“an Atypical Presentation of Adrenal Insufficiency in Pregnancy As Recurrent Abdominal Pain”

Presentation Number: SAT-0764
Date of Presentation: June 21st, 2014

Muhammad A Mahmood*1 and Christine Irene Oakley2
1Joan C. Edwards School of Medicine, Marshall University, Huntington, WV, 2Joan C. Edwards School of Medicine Marshall university, Huntington, WV


Objective: To describe an unusual case of adrenal insufficiency (AI) in pregnancy.

Clinical Case: A 26 year-old G1P0 female with microprolactinoma, currently off medical therapy, presented at 32 weeks gestation with sudden onset sharp right upper quadrant (RUQ) pain associated with malaise and vomiting. She was afebrile and normotensive, with mild RUQ tenderness. Laboratory evaluation was unremarkable except leukocytosis. Abdominal ultrasonography was normal. CT scan of abdomen showed a 4.2 x 3.1 cm right adrenal mass likely representing hemorrhage and normal left adrenal. Endocrinology was consulted. Patient recalled that her father underwent adrenalectomy for unknown reason.  Plasma metanephrines and normetanephrines were normal. MRI two days later demonstrated stability of adrenal mass and changes consistent with hemorrhage. Her hematocrit was stable. She was discharged, but readmitted four days later with recurrence of abdominal pain more so on left, associated with nausea and fatigue. Vitals were stable and laboratory evaluation unremarkable. Repeat MRI showed stability of right adrenal mass. A morning serum cortisol was 7.2ug/dL (>21ug/dL normal in 3rd trimester). Cosyntropin (250ug) stimulation showed baseline cortisol of 7.5ug/dL, 8.2ug/dL at 30 minutes, and 7.7ug/dL at 60 minutes indicative of AI. Serum ACTH was 286.4pg/mL (normal:7.2-63.3pg/mL). Twenty-one hydroxylase antibodies were ordered, but specimen lost. The patient started hydrocortisone 20mg in the morning and 10mg in the afternoon leading to resolution of her symptoms. She delivered a healthy baby at 37 weeks gestation via elective Cesarean section. She was lost to endocrine follow-up. 

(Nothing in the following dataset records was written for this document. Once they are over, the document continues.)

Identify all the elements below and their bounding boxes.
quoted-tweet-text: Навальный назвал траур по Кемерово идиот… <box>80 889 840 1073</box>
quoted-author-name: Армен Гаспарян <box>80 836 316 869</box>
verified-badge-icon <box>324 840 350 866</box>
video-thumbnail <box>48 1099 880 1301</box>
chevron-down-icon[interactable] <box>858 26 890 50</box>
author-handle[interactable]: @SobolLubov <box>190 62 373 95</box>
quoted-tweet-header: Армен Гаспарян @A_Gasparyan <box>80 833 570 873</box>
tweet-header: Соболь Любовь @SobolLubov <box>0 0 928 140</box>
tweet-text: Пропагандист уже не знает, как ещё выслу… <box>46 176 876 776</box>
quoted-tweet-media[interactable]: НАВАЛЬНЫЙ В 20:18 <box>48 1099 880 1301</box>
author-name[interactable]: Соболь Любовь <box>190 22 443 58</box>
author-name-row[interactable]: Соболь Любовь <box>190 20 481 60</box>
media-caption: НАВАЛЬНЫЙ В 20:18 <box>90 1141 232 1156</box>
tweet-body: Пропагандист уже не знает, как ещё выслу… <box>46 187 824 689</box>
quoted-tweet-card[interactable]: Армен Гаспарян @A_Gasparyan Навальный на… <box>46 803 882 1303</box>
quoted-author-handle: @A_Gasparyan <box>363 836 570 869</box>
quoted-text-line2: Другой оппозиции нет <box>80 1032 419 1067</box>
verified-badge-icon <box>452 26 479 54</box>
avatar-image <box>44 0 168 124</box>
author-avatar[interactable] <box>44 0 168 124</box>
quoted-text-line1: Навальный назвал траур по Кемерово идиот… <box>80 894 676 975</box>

Discussion/Conclusion: With a reported incidence of 1/3,000 (1), the diagnosis of AI in pregnancy should be entertained in those with significant malaise and emesis beyond the 1st trimester, or in those with symptoms of weight loss, salt craving, orthostatic hypotension, hypoglycemia, or electrolyte abnormalities. Primary AI manifests when more than 90% of each adrenal gland is destroyed (2) making primary AI from adrenal hemorrhage unlikely in our case, and autoimmune disease more likely.  As cortisol binding globulin levels rise in pregnancy, levels of serum cortisol should be higher, leading to higher diagnostic cutoffs (3). Recognition of AI is vital to prevent maternal adrenal crisis, IUGR and fetal demise (3).